(March 10, 2016 at 1:26 pm)Rhythm Wrote: I think that people are so far removed from the one that they really have no idea what's involved. They, maybe, planted a tomato in their yard once and they think "hell, this isn't so hard". No, that's not very hard. It's not farming, though. Farming is the thing that people with lots of money leaning on -many- degrees..both their own and entire universities of others, do.
This is true, and why I didn't want to touch that analogy. The basics of farming are pretty simple, but that doesn't mean any idiot can be good at it. Put me on a farm and tell me to produce a yield, and I'd be lost.
Quote:Even when it comes to doctors, the water is muddy....it's easy to imagine that the job is "worth more", in some sense, than another. OTOH, I;d worry more about my health and wellbeing if all of our sanitation workers (read:trashmen) went on strike than if all our doctors went on strike. Sure, people will pay whatever they'll pay, and people will accept whatever wage they'll accept...but to imagine there's some profound underlying logic or demonstrable scale that justifies the disparity between farmers and coders, doctors and trashmen.......well, gl with that.

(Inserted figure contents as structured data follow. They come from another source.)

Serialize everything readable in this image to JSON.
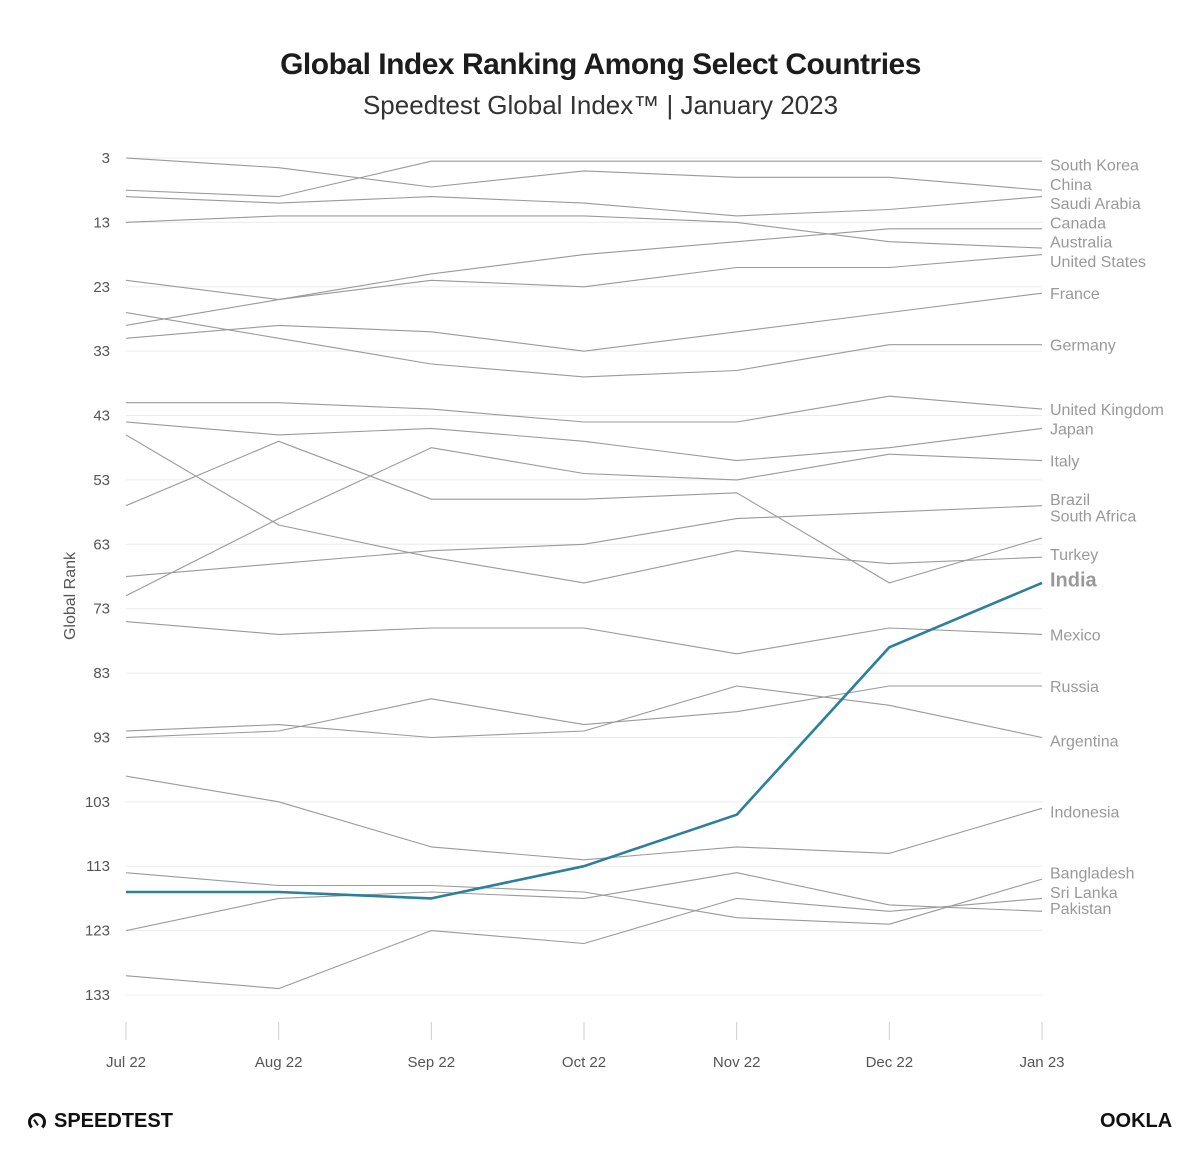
{
  "chart_data": {
    "type": "line",
    "title": "Global Index Ranking Among Select Countries",
    "subtitle": "Speedtest Global Index™ | January 2023",
    "ylabel": "Global Rank",
    "xlabel": "",
    "y_reversed": true,
    "ylim": [
      1,
      140
    ],
    "yticks": [
      3,
      13,
      23,
      33,
      43,
      53,
      63,
      73,
      83,
      93,
      103,
      113,
      123,
      133
    ],
    "categories": [
      "Jul 22",
      "Aug 22",
      "Sep 22",
      "Oct 22",
      "Nov 22",
      "Dec 22",
      "Jan 23"
    ],
    "grid": true,
    "highlight_color": "#2a8199",
    "line_color": "#9a9a9a",
    "label_color": "#a0a0a0",
    "series": [
      {
        "name": "South Korea",
        "values": [
          3,
          4.5,
          7.5,
          5,
          6,
          6,
          8
        ]
      },
      {
        "name": "China",
        "values": [
          8,
          9,
          3.5,
          3.5,
          3.5,
          3.5,
          3.5
        ]
      },
      {
        "name": "Saudi Arabia",
        "values": [
          9,
          10,
          9,
          10,
          12,
          11,
          9
        ]
      },
      {
        "name": "Canada",
        "values": [
          13,
          12,
          12,
          12,
          13,
          16,
          17
        ]
      },
      {
        "name": "Australia",
        "values": [
          29,
          25,
          21,
          18,
          16,
          14,
          14
        ]
      },
      {
        "name": "United States",
        "values": [
          22,
          25,
          22,
          23,
          20,
          20,
          18
        ]
      },
      {
        "name": "France",
        "values": [
          31,
          29,
          30,
          33,
          30,
          27,
          24
        ]
      },
      {
        "name": "Germany",
        "values": [
          27,
          31,
          35,
          37,
          36,
          32,
          32
        ]
      },
      {
        "name": "United Kingdom",
        "values": [
          41,
          41,
          42,
          44,
          44,
          40,
          42
        ]
      },
      {
        "name": "Japan",
        "values": [
          57,
          47,
          56,
          56,
          55,
          69,
          62
        ]
      },
      {
        "name": "Italy",
        "values": [
          44,
          46,
          45,
          47,
          50,
          48,
          45
        ]
      },
      {
        "name": "Brazil",
        "values": [
          71,
          59,
          48,
          52,
          53,
          49,
          50
        ]
      },
      {
        "name": "South Africa",
        "values": [
          46,
          60,
          65,
          69,
          64,
          66,
          65
        ]
      },
      {
        "name": "Turkey",
        "values": [
          68,
          66,
          64,
          63,
          59,
          58,
          57
        ]
      },
      {
        "name": "Mexico",
        "values": [
          75,
          77,
          76,
          76,
          80,
          76,
          77
        ]
      },
      {
        "name": "Russia",
        "values": [
          92,
          91,
          93,
          92,
          85,
          88,
          93
        ]
      },
      {
        "name": "Argentina",
        "values": [
          93,
          92,
          87,
          91,
          89,
          85,
          85
        ]
      },
      {
        "name": "Indonesia",
        "values": [
          99,
          103,
          110,
          112,
          110,
          111,
          104
        ]
      },
      {
        "name": "Bangladesh",
        "values": [
          123,
          118,
          117,
          118,
          114,
          119,
          120
        ]
      },
      {
        "name": "Sri Lanka",
        "values": [
          114,
          116,
          116,
          117,
          121,
          122,
          115
        ]
      },
      {
        "name": "Pakistan",
        "values": [
          130,
          132,
          123,
          125,
          118,
          120,
          118
        ]
      },
      {
        "name": "India",
        "values": [
          117,
          117,
          118,
          113,
          105,
          79,
          69
        ],
        "highlight": true
      }
    ],
    "label_values": {
      "South Korea": 4,
      "China": 7,
      "Saudi Arabia": 10,
      "Canada": 13,
      "Australia": 16,
      "United States": 19,
      "France": 24,
      "Germany": 32,
      "United Kingdom": 42,
      "Japan": 45,
      "Italy": 50,
      "Brazil": 56,
      "South Africa": 58.5,
      "Turkey": 64.5,
      "India": 68.5,
      "Mexico": 77,
      "Russia": 85,
      "Argentina": 93.5,
      "Indonesia": 104.5,
      "Bangladesh": 114,
      "Sri Lanka": 117,
      "Pakistan": 119.5
    }
  },
  "brand": {
    "speedtest": "SPEEDTEST",
    "ookla": "OOKLA"
  }
}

That goes into another aspect of the debate. Should compensation be reliant on the difficulty and knowledge requirements of a job? The physical or mental demands of the job? The job's role in allowing a stable, functional and advanced society to function?
I think we can all agree that a doctor is a more vital job than a burger flipper, overall, and deserves very good compensation, but should that mean the burger flipper doesn't deserve a living wage? That's not an argument that makes sense to me.